That's because it's hard to see how ethnic Albanian Kosovar refugees can ever return to their homes without the cover of a US-led protective force.

And once such troops enter the battered region, they may have to stay for years. In nearby Bosnia, American units arrived as part of a UN peacekeeping mission in December 1995. They were supposed to leave within 12 months. Some of them are still there.

The US thus might be close to becoming the main outside guarantor of Balkans stability - a role the Austro-Hungarian Empire played for centuries. That's probably not the foreign-policy legacy President Clinton had planned.
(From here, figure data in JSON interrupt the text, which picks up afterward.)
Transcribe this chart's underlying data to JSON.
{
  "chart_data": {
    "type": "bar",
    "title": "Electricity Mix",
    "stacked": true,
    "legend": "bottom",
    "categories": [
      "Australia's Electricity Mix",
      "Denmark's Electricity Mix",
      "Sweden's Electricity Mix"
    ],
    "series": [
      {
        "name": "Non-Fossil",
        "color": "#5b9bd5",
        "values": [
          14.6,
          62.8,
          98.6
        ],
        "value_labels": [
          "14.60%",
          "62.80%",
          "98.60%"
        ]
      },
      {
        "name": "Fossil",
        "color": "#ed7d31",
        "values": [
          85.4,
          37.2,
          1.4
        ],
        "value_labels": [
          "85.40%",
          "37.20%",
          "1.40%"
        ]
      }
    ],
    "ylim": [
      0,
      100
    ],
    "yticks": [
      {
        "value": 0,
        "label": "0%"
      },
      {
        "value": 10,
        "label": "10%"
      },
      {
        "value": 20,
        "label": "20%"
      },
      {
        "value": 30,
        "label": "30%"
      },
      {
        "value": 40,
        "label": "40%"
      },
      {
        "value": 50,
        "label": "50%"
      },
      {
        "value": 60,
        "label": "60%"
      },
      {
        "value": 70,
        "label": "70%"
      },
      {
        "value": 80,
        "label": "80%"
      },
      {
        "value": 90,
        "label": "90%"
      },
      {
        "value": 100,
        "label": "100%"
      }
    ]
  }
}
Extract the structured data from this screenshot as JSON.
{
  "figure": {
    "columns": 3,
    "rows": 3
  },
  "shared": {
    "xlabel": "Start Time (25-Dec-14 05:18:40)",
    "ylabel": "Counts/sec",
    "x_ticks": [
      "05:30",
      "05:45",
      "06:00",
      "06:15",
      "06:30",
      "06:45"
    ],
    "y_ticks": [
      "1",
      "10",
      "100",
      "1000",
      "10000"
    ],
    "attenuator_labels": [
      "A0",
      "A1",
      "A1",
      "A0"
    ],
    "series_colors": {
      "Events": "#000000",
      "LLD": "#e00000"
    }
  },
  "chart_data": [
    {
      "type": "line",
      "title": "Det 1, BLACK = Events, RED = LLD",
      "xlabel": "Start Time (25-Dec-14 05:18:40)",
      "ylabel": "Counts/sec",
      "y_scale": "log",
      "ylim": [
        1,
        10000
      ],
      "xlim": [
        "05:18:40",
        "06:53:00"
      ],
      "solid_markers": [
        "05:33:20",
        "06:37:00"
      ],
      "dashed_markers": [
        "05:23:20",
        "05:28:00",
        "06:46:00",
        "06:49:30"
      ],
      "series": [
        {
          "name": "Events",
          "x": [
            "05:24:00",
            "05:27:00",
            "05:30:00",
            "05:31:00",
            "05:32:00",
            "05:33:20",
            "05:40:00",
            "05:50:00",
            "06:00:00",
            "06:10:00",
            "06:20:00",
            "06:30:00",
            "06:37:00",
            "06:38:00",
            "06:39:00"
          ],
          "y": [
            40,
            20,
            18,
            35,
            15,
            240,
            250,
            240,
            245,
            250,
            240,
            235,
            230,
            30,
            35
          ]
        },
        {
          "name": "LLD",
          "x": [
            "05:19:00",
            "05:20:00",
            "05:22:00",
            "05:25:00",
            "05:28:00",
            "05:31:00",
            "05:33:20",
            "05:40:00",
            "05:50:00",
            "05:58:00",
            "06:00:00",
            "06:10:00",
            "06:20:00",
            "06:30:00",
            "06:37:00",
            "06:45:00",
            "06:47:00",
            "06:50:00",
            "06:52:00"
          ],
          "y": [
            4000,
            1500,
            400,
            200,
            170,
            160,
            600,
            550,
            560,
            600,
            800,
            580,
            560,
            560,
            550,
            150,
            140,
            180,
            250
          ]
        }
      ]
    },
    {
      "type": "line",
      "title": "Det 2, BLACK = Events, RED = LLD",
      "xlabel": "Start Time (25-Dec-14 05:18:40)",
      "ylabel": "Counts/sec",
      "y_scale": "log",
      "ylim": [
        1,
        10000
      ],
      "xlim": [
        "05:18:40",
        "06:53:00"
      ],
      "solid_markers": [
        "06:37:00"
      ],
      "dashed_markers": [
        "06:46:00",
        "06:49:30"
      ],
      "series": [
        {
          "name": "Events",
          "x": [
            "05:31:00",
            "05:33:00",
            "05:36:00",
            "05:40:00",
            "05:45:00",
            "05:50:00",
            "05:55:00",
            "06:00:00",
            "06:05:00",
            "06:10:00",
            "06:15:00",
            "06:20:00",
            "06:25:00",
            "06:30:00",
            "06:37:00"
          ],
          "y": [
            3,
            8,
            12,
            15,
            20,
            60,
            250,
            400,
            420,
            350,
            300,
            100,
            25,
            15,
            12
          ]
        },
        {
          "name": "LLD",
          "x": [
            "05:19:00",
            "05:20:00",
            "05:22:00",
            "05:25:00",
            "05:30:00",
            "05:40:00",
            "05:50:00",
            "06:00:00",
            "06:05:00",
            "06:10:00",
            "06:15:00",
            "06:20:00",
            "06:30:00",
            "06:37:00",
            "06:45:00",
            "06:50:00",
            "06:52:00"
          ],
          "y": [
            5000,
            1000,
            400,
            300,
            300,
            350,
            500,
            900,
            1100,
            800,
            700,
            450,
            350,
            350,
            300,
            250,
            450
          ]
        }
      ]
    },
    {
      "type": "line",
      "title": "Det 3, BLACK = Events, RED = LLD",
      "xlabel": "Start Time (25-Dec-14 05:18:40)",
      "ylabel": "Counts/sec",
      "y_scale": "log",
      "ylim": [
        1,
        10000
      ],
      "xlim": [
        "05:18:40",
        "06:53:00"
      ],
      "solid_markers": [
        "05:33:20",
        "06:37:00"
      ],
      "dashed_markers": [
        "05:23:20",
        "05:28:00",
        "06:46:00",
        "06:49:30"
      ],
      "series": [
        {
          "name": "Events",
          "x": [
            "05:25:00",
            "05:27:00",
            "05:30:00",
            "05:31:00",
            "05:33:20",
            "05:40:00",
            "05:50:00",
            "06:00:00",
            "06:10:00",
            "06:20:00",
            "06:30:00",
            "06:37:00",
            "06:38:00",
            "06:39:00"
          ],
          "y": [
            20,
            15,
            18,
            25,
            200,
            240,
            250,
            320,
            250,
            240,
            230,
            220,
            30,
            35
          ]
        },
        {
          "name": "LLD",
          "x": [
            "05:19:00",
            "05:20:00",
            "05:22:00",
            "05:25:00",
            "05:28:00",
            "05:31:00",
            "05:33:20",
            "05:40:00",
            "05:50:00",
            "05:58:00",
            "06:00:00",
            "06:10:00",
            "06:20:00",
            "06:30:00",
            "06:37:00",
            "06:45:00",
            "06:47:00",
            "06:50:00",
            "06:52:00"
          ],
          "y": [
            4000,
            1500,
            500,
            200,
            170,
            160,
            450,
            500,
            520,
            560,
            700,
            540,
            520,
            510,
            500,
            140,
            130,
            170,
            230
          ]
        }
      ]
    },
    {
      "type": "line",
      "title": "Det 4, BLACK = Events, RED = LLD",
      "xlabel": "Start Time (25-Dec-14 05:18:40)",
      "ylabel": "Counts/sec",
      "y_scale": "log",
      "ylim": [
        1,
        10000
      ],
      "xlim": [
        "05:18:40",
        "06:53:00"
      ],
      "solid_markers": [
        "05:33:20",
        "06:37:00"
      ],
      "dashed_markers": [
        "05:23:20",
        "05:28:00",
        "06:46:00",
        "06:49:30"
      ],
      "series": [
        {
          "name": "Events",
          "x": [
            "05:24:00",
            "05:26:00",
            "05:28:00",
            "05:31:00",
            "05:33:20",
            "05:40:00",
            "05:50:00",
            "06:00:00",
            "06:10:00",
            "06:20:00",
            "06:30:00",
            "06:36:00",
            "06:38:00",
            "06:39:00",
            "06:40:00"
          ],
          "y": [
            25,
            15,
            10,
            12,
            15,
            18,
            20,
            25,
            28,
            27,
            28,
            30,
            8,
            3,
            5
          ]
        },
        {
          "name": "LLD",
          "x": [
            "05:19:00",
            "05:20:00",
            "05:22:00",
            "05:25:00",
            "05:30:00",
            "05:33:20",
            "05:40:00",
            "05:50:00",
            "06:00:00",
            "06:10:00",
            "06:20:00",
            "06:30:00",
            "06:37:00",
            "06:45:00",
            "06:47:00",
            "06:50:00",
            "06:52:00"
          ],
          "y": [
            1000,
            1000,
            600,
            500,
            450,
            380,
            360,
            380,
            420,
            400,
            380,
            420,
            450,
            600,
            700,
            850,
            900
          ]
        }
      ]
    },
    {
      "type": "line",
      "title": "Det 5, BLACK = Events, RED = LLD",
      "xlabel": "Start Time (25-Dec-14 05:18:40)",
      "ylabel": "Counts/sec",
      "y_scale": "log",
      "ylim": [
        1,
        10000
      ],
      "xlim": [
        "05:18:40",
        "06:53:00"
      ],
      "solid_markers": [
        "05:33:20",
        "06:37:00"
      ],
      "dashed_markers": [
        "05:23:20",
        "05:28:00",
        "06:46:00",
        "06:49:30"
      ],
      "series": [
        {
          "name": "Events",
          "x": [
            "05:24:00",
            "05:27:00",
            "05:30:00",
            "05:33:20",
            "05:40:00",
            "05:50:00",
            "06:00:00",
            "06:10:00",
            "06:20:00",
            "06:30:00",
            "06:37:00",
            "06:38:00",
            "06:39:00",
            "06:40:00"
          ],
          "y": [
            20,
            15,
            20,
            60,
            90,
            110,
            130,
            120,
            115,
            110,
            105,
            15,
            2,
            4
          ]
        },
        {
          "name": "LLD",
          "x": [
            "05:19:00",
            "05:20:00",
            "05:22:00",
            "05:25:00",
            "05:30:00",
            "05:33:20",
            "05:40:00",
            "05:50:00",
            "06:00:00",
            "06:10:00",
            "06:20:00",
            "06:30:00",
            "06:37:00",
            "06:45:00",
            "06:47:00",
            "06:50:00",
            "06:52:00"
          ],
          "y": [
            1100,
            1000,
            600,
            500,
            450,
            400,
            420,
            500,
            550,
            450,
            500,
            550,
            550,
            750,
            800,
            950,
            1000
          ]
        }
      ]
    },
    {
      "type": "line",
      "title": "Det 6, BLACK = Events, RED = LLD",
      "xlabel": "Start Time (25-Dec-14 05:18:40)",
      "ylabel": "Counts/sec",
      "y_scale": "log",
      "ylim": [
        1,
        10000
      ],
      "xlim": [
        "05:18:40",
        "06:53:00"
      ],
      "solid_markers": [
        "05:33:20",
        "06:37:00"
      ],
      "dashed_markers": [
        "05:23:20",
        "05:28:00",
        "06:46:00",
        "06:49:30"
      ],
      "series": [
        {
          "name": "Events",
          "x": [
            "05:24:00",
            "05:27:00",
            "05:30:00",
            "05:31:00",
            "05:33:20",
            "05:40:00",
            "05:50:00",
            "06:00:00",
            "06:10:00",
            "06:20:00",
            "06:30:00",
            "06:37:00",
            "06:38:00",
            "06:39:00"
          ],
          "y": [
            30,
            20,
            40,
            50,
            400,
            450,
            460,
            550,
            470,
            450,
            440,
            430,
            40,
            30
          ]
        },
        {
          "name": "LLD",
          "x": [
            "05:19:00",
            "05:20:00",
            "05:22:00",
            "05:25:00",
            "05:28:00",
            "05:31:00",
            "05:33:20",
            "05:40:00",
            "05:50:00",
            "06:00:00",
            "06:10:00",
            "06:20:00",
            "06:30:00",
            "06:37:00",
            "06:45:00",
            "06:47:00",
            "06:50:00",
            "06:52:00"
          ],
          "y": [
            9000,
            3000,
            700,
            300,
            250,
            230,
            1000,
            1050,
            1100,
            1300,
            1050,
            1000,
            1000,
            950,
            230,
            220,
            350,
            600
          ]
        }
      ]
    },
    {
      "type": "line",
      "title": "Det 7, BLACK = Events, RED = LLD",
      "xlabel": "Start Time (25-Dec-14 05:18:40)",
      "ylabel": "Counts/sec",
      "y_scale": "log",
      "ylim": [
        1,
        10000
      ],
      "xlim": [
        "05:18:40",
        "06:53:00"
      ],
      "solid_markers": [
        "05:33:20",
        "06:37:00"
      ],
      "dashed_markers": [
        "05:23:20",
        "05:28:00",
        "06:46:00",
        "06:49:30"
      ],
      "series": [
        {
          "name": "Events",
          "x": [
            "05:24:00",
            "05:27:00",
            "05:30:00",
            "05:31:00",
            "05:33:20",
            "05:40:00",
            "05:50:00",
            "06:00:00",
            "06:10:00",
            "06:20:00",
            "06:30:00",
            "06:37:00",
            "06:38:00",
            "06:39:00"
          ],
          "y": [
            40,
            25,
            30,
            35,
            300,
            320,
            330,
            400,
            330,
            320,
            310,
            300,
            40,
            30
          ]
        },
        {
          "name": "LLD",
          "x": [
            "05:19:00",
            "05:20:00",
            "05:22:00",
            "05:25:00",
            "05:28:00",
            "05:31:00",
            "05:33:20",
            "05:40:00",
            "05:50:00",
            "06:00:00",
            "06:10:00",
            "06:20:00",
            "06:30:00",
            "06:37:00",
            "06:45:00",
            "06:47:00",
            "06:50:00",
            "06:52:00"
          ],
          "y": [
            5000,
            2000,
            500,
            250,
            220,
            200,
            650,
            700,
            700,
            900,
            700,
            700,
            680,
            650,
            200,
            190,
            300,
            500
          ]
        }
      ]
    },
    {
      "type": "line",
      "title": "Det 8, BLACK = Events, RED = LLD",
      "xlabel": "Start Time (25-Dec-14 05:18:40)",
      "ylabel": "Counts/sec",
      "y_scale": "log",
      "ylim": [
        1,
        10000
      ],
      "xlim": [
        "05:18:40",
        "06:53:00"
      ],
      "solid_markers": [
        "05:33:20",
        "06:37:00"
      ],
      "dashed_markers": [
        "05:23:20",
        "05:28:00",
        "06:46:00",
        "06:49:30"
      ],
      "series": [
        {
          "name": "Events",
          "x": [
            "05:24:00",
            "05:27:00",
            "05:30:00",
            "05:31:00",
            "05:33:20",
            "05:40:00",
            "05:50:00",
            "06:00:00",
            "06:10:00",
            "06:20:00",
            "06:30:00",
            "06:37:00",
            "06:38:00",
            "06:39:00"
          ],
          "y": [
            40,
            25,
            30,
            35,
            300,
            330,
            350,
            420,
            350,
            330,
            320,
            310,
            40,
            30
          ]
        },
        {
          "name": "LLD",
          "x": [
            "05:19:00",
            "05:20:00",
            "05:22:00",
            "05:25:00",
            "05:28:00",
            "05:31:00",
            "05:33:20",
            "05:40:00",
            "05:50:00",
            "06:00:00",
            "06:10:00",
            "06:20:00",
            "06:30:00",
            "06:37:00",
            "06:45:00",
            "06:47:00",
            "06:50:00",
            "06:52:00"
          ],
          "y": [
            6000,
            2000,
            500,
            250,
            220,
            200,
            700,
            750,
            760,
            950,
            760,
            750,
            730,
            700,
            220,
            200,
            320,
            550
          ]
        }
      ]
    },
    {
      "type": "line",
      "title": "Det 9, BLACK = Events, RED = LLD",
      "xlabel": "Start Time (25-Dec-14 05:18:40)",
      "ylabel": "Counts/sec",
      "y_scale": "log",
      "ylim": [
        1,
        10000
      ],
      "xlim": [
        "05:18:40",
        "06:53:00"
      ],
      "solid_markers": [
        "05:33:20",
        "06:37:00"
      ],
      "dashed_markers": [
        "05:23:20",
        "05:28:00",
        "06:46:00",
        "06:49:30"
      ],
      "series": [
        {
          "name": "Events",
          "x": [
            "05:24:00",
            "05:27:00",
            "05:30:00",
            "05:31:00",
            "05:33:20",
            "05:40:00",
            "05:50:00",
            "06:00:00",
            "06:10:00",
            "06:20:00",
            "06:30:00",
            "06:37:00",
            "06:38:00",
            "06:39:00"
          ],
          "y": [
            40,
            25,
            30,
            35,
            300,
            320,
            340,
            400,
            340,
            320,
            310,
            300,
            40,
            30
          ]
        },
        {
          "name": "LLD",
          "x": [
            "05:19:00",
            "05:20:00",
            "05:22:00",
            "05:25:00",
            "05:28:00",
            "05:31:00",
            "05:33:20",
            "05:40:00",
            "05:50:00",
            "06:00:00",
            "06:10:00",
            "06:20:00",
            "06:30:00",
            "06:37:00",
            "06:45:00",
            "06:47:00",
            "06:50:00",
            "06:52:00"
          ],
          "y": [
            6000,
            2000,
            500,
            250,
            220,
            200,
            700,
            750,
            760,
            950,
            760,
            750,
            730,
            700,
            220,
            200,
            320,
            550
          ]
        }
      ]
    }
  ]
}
"Whatever else William Jefferson Clinton has been called in recent months, we may as well add one further name: Franz Josef Clinton," writes Adam Garfinkle, an editor of The National Interest, in that policy journal's current issue, referring to the region's 18th-century emperor.

It's still possible that the US could exit the Balkans quickly, of course. NATO bombing might yet force Yugoslav President Slobodan Milosevic to yield. NATO might agree to a solution in which Yugoslavia retains the slice of Kosovo where Serbian historical monuments are centered, and the Albanian Kosovars get the rest. The bomb campaign could simply run its course, with NATO and the rest of the world then turning their backs on an obdurate Mr. Milosevic.

But the logic of declared US and NATO policy would seem to lead to a deeper role.